Point is, critical thinking is not taught in schools like the robber barons said "I want a nation of workers not a nation of thinkers" and I think this carries well into present day. Learning discernment when you've been taught your whole life to think one way is tough. We have to strip off years of bad thinking before we can begin to start thinking critically and I mean really thinking critically.

posted on Dec, 4 2008 @ 04:33 PM
reply to post by SuperSecretSquirrel

European system
Top 5% SAT score
BA Finance, University level
Further studies in economics and finance
Some studies in computer science


posted on Dec, 4 2008 @ 05:25 PM
high school proficiency exam
dropped out after second year from the University of California system, Economics Major

I currently work as a network administrator for a cancer treatment facility. I've just found that I'm much better an independent learner and have always felt that the Los Angeles public school system was and is a joke. So often I was accused of cheating because the teacher could not accept that someone who looked so bored in their class could possibly get a good grade

Although I have always been able to teach myself and find answers, I will say to you kids out there that a degree makes finding a job and getting paid an easier task.

posted on Dec, 4 2008 @ 05:25 PM
I've been following the thread since my own response on page 2 I think, and a lot of people have some great accomplishments that they have every right to be proud of.

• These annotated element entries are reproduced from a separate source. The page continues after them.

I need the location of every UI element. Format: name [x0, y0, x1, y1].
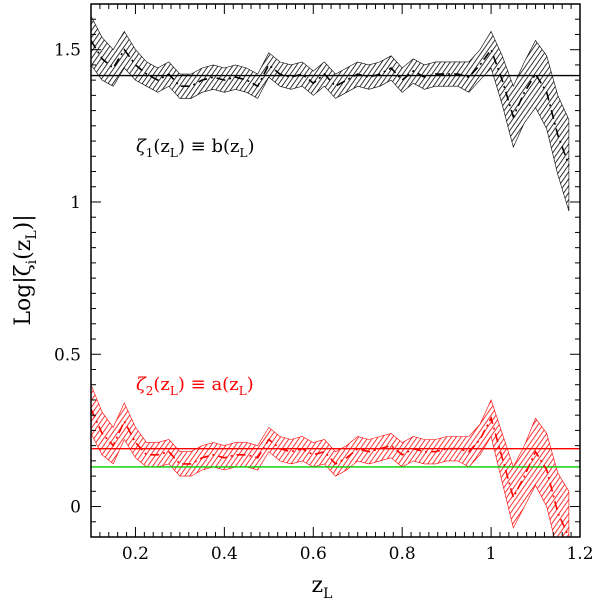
plot-frame — [90, 3, 581, 538]
x-ticks: 0.2 0.4 0.6 0.8 1 1.2 — [90, 4, 594, 564]
x-tick-label: 0.6 — [300, 544, 327, 564]
series-line-1 — [91, 40, 570, 166]
x-tick-label: 1.2 — [566, 544, 593, 564]
x-tick-label: 0.2 — [122, 544, 149, 564]
band-1 — [91, 16, 570, 212]
x-tick-label: 0.4 — [211, 544, 238, 564]
y-tick-label: 1 — [70, 193, 81, 213]
y-axis-label: Log|ζi(zL)| — [11, 214, 40, 325]
band-2 — [91, 384, 570, 537]
series-lines — [91, 40, 570, 537]
x-tick-label: 0.8 — [389, 544, 416, 564]
x-axis-label: zL — [312, 573, 333, 601]
y-ticks: 0 0.5 1 1.5 — [54, 3, 580, 538]
y-tick-label: 0.5 — [54, 345, 81, 365]
x-tick-label: 1 — [486, 544, 497, 564]
series-line-2 — [91, 408, 570, 537]
y-tick-label: 0 — [70, 498, 81, 518]
reference-lines — [91, 74, 580, 468]
y-tick-label: 1.5 — [54, 41, 81, 61]
annotation-zeta2: ζ2(zL) ≡ a(zL) — [136, 374, 254, 398]
uncertainty-bands — [91, 16, 570, 537]
annotation-zeta1: ζ1(zL) ≡ b(zL) — [136, 136, 254, 160]
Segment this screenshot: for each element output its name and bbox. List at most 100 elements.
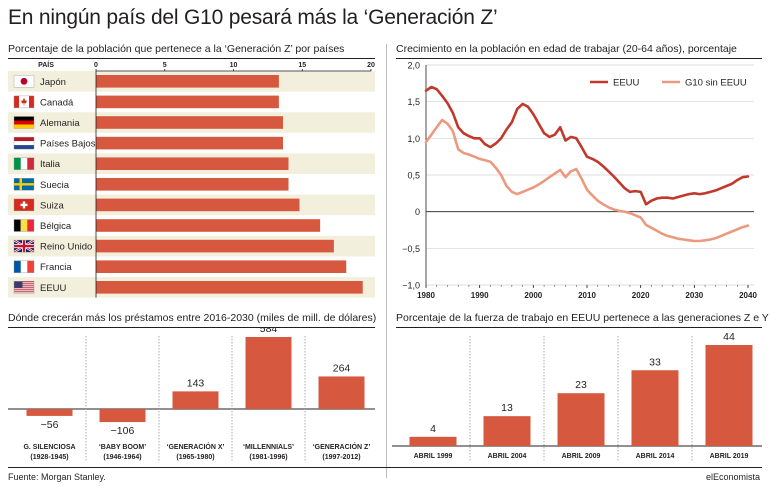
y-tick-label: 1,5 (407, 97, 420, 107)
bar-2 (557, 393, 605, 446)
bar-5 (96, 178, 289, 191)
category-label: ‘GENERACIÓN X’ (167, 442, 225, 451)
loans-chart-title: Dónde crecerán más los préstamos entre 2… (8, 312, 377, 324)
legend-label: EEUU (613, 78, 640, 89)
country-label: Japón (40, 77, 66, 88)
country-label: Países Bajos (40, 139, 96, 150)
period-label: (1928-1945) (30, 454, 68, 461)
italy-flag-icon (13, 157, 35, 170)
category-label: G. SILENCIOSA (23, 444, 75, 451)
bar-9 (96, 260, 347, 273)
bar-2 (96, 116, 283, 129)
y-tick-label: 0 (415, 207, 420, 217)
france-flag-icon (13, 260, 35, 273)
x-tick-label: 0 (94, 62, 98, 69)
bar-1 (96, 95, 279, 109)
country-label: EEUU (40, 283, 67, 294)
y-tick-label: 1,0 (407, 134, 420, 144)
loans-bar-chart: −56 G. SILENCIOSA (1928-1945) −106 ‘BABY BOO… (8, 328, 375, 462)
x-tick-label: 2020 (632, 291, 650, 300)
category-label: ABRIL 2009 (562, 453, 601, 460)
bar-7 (96, 219, 321, 232)
japan-flag-icon (13, 75, 35, 88)
sweden-flag-icon (13, 178, 35, 191)
usa-flag-icon (13, 281, 35, 294)
canada-flag-icon (13, 95, 35, 109)
growth-chart-title: Crecimiento en la población en edad de t… (396, 43, 737, 55)
category-label: ABRIL 1999 (414, 453, 453, 460)
bar-0 (96, 75, 279, 88)
switzerland-flag-icon (13, 198, 35, 212)
category-label: ABRIL 2019 (710, 453, 749, 460)
bar-value-label: 143 (187, 377, 205, 389)
category-label: ABRIL 2014 (636, 453, 675, 460)
category-label: ‘GENERACIÓN Z’ (313, 442, 371, 451)
bar-8 (96, 239, 334, 253)
bar-2 (172, 391, 219, 409)
bar-value-label: 23 (575, 379, 587, 391)
source-note: Fuente: Morgan Stanley. (8, 472, 106, 482)
country-label: Suecia (40, 180, 70, 191)
bar-1 (99, 409, 146, 423)
bar-4 (96, 157, 289, 170)
brand-logo: elEconomista (706, 472, 761, 482)
bar-3 (245, 337, 292, 409)
column-header: PAÍS (38, 60, 54, 69)
country-label: Francia (40, 262, 72, 273)
category-label: ‘BABY BOOM’ (99, 444, 146, 451)
bar-3 (631, 370, 679, 446)
page-title: En ningún país del G10 pesará más la ‘Ge… (8, 6, 498, 29)
category-label: ‘MILLENNIALS’ (243, 444, 294, 451)
bar-4 (705, 345, 753, 446)
country-label: Canadá (40, 97, 74, 108)
period-label: (1981-1996) (249, 454, 287, 461)
x-tick-label: 15 (298, 62, 306, 69)
x-tick-label: 2040 (739, 291, 757, 300)
country-label: Italia (40, 159, 61, 170)
x-tick-label: 10 (230, 62, 238, 69)
bar-0 (26, 409, 73, 416)
y-tick-label: −1,0 (402, 281, 420, 291)
period-label: (1946-1964) (103, 454, 141, 461)
country-label: Reino Unido (40, 242, 92, 253)
x-tick-label: 2010 (578, 291, 596, 300)
country-label: Suiza (40, 200, 64, 211)
bar-value-label: 264 (333, 362, 351, 374)
bar-value-label: −106 (111, 425, 135, 437)
bar-10 (96, 281, 363, 294)
bar-3 (96, 136, 283, 150)
period-label: (1965-1980) (176, 454, 214, 461)
bar-value-label: 4 (430, 423, 436, 435)
bar-value-label: 44 (723, 331, 735, 343)
period-label: (1997-2012) (322, 454, 360, 461)
y-tick-label: 2,0 (407, 61, 420, 71)
legend-label: G10 sin EEUU (685, 78, 747, 89)
bar-1 (483, 416, 531, 446)
bar-value-label: 33 (649, 356, 661, 368)
bar-value-label: 13 (501, 402, 513, 414)
bar-value-label: −56 (41, 419, 59, 431)
germany-flag-icon (13, 116, 35, 129)
x-tick-label: 1990 (471, 291, 489, 300)
country-label: Alemania (40, 118, 80, 129)
series-line-0 (424, 85, 750, 206)
y-tick-label: 0,5 (407, 171, 420, 181)
bar-value-label: 584 (260, 328, 278, 335)
netherlands-flag-icon (13, 136, 35, 150)
x-tick-label: 1980 (417, 291, 435, 300)
bar-0 (409, 436, 457, 446)
country-bar-chart: PAÍS 0 5 10 15 20 Japón Canadá Alemania Países Ba… (8, 60, 375, 298)
y-tick-label: −0,5 (402, 244, 420, 254)
x-tick-label: 2000 (524, 291, 542, 300)
belgium-flag-icon (13, 219, 35, 232)
uk-flag-icon (13, 239, 35, 254)
x-tick-label: 2030 (685, 291, 703, 300)
category-label: ABRIL 2004 (488, 453, 527, 460)
workforce-bar-chart: 4 ABRIL 1999 13 ABRIL 2004 23 ABRIL 2009 33 ABR… (392, 331, 762, 462)
series-line-1 (424, 118, 750, 243)
country-label: Bélgica (40, 221, 72, 232)
workforce-chart-title: Porcentaje de la fuerza de trabajo en EE… (396, 312, 769, 324)
bar-6 (96, 198, 300, 212)
bar-4 (318, 376, 365, 409)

Be it a BA or a Masters, or a job that you actually ENJOY going to without having the degrees.

Going to school takes dedication and a mindset to achieve and though some people may use those degrees to make themselves appear more intelligent, I think the majority should well be proud of the accomplishment and are not of the mindset that they are "better than" or "above" someone without degrees.

heck for all my 143 IQ I have gladly taken jobs that pay minimum wage and would be classified as "menial"...because they made me happy.

Many have stated that the degrees didn't serve them well yet still there must be a sense of pride in having achieved. otherwise what a waste of time and money?

I am quite glad for ANYONE who has achieved a personal goal or met a personal challenge and been happy with themselves.

And why shouldn't a poster with an invite to Mensa be allowed to do some bragging?

The guy with the 100 IQ and a full time job doing what he loves has equal bragging rights as well.

I wouldn't be so quick to begrudge someone based on formal degrees anymore than I'd begrudge someone with high school or less. All people of all intellects and education have value and hopefully they see it themselves rather than wait around for others to approve.

posted on Dec, 4 2008 @ 05:29 PM
BA History and Political Science (double-major)
Working on my MA in History

Education is no determining factor in ones intelligence. I'm sure every member here at ATS comes from a different background, and I have yet to find myself amazed by something being utterly stupid. The entire ATS community has impressed me with the overall quality of the posts and depth of knowledge on such a wide variety of issues.

posted on Dec, 4 2008 @ 05:32 PM
reply to post by madhatr137

LOL, I have both. I'm 54, a Vietnam veteran. I graduated in Geology from the University of Kansas in 1981. Last November (a year ago) I began my MBA program, so I'm a 54 year old graduate student.